The Punisher probably is the meanest motherfucker in the world. I mean if you were worried that you might be that person now you can rest assured that you're maybe the second meanest motherfucker in the world. The Punisher is number one.
And the game treats him like the meanest motherfucker. When you die and respawn he drops down from the sky, glowing and knocking everything on screen on it's ass. Like some sort of divine wrath.
And everyone loves The Punisher because he fights crime and keeps our streets safe.
Your average bus driving Joe loves him and gives him the thumbs up.
Supermodels love him because he rescues them from druglords mansions (who the hell has cells in his lobby anyway).
The scenery ain't much but some levels are more memorable than others.
Notice the shark tank. If you want to conquer the world you need a shark tank ok?
And he is the ultimate fighting machine. He doesn't have superpowers, superweapons, he has SUPERANGER!

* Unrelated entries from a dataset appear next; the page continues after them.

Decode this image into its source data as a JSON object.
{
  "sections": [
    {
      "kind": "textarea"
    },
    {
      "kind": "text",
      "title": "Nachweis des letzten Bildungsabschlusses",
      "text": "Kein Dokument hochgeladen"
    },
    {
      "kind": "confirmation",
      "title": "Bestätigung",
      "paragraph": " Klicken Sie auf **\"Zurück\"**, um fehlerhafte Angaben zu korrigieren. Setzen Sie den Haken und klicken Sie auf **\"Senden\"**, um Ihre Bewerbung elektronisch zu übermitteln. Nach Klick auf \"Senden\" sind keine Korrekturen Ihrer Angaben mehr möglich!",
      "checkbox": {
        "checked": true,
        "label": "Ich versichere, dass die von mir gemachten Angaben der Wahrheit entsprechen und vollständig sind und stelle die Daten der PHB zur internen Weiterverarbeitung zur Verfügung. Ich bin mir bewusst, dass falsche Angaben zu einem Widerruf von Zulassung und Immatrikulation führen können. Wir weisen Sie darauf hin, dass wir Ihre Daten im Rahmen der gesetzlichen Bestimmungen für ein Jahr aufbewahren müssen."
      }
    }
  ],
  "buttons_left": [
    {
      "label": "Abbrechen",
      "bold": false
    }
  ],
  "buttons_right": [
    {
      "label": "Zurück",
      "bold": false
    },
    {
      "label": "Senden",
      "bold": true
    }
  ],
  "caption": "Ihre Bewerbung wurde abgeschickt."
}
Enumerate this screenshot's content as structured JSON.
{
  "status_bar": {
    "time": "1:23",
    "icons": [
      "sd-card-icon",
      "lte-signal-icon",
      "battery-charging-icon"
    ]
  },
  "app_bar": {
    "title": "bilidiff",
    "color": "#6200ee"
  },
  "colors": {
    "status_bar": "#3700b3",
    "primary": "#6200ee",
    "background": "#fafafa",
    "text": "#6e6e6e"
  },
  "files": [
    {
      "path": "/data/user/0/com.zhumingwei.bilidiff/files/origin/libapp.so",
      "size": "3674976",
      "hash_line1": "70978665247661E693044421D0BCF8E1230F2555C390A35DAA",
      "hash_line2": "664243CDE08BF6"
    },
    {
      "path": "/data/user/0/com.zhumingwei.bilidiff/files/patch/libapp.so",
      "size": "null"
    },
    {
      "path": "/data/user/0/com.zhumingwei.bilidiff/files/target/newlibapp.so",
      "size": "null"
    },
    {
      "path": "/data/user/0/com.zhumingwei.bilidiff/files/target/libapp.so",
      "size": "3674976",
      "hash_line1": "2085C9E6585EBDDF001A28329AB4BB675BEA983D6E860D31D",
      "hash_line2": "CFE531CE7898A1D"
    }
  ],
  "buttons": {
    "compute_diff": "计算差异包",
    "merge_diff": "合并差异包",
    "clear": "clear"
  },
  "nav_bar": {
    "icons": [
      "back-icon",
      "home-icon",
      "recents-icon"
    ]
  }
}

This guy's arms morph into cannons (move over Suda51's Heroes for the Wii, it's been done) and still The Punisher will kick his ass because he's one angry dude (and setting him on fire will only make him more ANGRY!)
The only problem is this guy can't hold a sword right. I mean look at this:
Look? Is that a correct stance? I mean this game is made by the japanese, you'd think they'd know a little kendo! Or maybe that's their way of saying americans are dumb.
With proper kendo training The Punisher could become the most powerfull force in the galaxy. The entire game is just one nonstop ride of wanton distruction.
Great review man, it made me want to play this and I wasn't dissapointed.